Get a glimpse at the Grimm actor's life at home.

Reggie Lee's bad-guy roles in film and television have included playing a cold-blooded killer on The Fast and the Furious, a devious Secret Service agent in Prison Break and a wily sea warrior in Pirates of the Caribbean: At World's End. The actor, who began his career in the national touring company of Miss Saigon, is now playing Sgt. Wu, a smart cop with a wry sense of humor on NBC's hit series Grimm (airing Fridays at 9 p.m. Eastern). While the show films in Portland, Reggie is happy to commute back and forth from his home in Los Angeles, and is pleased to be playing a good guy this time around.

It must be fun working on a cop show that gives fairy-tale characters a dark twist. Tell us about your role.

Sgt. Wu is a very sardonic, sarcastic character, in a fun way. He's the liaison between the two detectives (played by David Giuntoli and Russell Hornsby) and the captain (Sasha Roiz), and is on the scene of every crime to assess them. I originally auditioned for the role of David's partner Hank, and Russell got the call. I was about to test for two other shows when my agent called and said, "Grimm would like to create a role for you." The character's name Wu came about when the producers went to Grace Wu (executive vice president of casting, NBC Universal) and said they'd like to make me a regular. She said, "Only if you give him my name." I'm thrilled to be playing this role. It's great to explore a human being who's not a bad guy. Sgt. Wu is a regular guy with insecurities like everyone else.

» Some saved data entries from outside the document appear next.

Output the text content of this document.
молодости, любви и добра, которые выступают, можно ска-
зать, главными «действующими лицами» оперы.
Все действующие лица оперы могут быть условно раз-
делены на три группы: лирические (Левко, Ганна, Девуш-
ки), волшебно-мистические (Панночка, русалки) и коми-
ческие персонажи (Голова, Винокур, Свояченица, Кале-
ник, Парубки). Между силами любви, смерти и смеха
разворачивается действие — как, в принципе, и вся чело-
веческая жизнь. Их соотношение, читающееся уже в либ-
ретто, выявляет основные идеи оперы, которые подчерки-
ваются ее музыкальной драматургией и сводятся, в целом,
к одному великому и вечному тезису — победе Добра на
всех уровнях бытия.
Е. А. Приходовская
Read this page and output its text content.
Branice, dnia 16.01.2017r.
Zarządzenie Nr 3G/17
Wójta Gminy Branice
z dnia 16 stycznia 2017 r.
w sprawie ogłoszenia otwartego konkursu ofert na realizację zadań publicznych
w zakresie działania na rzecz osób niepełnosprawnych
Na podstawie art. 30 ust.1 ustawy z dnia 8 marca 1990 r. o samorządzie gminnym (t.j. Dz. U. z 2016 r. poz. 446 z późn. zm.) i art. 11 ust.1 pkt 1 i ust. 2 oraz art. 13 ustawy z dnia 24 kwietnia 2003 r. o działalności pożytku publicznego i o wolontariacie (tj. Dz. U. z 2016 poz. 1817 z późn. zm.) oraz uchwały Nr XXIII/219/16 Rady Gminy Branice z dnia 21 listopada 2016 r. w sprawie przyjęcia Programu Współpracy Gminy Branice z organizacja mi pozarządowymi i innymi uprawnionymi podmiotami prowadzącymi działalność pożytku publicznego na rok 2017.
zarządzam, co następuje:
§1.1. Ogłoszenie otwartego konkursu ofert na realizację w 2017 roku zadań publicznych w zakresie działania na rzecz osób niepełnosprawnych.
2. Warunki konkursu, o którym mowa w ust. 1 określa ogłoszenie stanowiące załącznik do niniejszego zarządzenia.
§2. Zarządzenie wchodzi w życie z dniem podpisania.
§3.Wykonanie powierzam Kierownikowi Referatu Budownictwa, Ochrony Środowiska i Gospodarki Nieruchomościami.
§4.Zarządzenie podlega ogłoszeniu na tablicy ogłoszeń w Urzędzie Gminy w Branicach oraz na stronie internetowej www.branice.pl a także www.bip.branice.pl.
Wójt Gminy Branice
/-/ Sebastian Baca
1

Why do we love scary stories so much?

I think it's a very basic human desire to be scared. The feeling of being thrilled can manifest in many different ways, and being scared is one of them. It's an escapist thing, a thrill ride. I'm waiting for them to make Pinocchio into a scary tale. Pinocchio was scary for me, as a child, because of the idea that your nose could growing longer when you tell a lie, and never shrink back.

Where did you grow up, and what made the neighborhood special?

I grew up in Strongsville, Ohio, 20 miles south of Cleveland. We had a white Colonial house with a red front door, and my grandfather built the white picket fence. All the homes in the development were Colonial style with aluminum siding and huge backyards. There were tennis courts nearby, a swimming pool and a lake with ducks. It was simplicity, Americana and the Midwest. My grandparents lived with us for six months of the year, then lived with an aunt and uncle in California for the other six months. I shared a room with one brother. When my youngest brother was born, I got my own room, and then the younger two shared a room. I left home for Los Angeles and got Miss Saigon, then moved to New York to join the original Broadway company of the revival of Carousel. I lived in a little 900-square-foot, one-bedroom apartment, but never felt a sense of home there.

Where do you live when you're on location in Portland, and what style is the home?

I love Craftsman homes because of their warmth. But since the show is an experience for the moment, I chose a modern apartment in a high-rise building that's done in a loft style. It has exposed plumbing, light hardwood floors, granite countertops and stainless steel appliances. I have modern glass furnishings with windows that look onto the Broadway Bridge, Columbia River and Mt. Hood. Our cast is very close, and several of the cast members live in the building.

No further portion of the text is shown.